Evening darkness came so early today that I had to look up daylight savings time for 2013. The hope being that it would come soon. (And it will: March 10th for the States.)
It's one of those days when it just feels dark outside no matter what time the sun sets. I cannot complain about the thermometer reading: 31 degrees at dusk. But weather.com tells me it feels like 18 out there and though I avoid having someone tell me what I should feel, I have to admit -- that's a pretty accurate assessment. Maybe 8 would be an even better guess as to how it felt walking to the donkey car after work.
The wind right now is brutal.
Of course, it's tough to give you a photo of a winter wind. There are the shivering trees. And the blowing snows across country roads (our snow cover isn't substantial right now, but what little there is blows right across, as if being chased by some holy terror). But the howl, the force of the wind is far greater than that. I'm thinking maybe I should detour just by a block or two and swing toward lake Monona, for a brief look out there.
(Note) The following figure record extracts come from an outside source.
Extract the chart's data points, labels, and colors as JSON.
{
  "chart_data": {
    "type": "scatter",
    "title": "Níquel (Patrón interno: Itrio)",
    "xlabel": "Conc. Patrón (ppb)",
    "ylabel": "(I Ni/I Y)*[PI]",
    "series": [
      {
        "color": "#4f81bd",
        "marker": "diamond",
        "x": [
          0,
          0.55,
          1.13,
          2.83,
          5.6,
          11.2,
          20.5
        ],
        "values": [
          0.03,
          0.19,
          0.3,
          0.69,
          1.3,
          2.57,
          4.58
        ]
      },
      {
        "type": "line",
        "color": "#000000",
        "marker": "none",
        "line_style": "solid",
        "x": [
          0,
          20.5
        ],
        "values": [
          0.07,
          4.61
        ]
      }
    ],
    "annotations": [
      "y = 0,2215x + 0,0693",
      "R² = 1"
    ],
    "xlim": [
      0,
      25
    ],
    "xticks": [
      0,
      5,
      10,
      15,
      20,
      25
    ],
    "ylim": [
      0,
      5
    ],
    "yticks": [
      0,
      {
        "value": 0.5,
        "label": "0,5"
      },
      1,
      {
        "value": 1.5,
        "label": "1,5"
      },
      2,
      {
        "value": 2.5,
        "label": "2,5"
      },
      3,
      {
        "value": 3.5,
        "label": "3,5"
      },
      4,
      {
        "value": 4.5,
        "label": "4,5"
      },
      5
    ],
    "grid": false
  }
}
(yes, there is a lonely figure braving the winds in the middle of the lake)
It was so cold that I lasted all of five seconds.
(and a hut with a fisherman in it)
Two photos and I am back inside the donkey car, thanking the little engine for producing a good, warm stream of air.
At home, I can hear the wind howling, loud and strong. Snow is coming down now. Or coming at us, in a horizontal direction. It would be a perfect day for staying put, not venturing anywhere at all, except, our town has a Common Council meeting tonight and both Ed and I want to present our reasons for stalling development just to the east of us. So after a quick supper of eggs and various veggies and a salad (the only color you'll get here today)...
...we bundle up and emboldened, we set out. At the meeting, we say our stuff, listen to the vote (it's never in our favor, but we're chipping away, at least at the edges) and then, finally, we retreat to the farmhouse right as the blizzard-like snows add fresh layers of thick white stuff to the landscape.
Four deer stand by the road and watch the old donkey car struggle up the snow covered pavement. The wind continues to cause the trees to shiver. The night sounds of owls will be muted tonight, indecipherable. Instead, we'll listen to a loud roar, a gust, another roar. A concert of winter noises. I'm hoping it's the season's crescendo. That in a day or two, maybe three, we'll have moved on. To spring.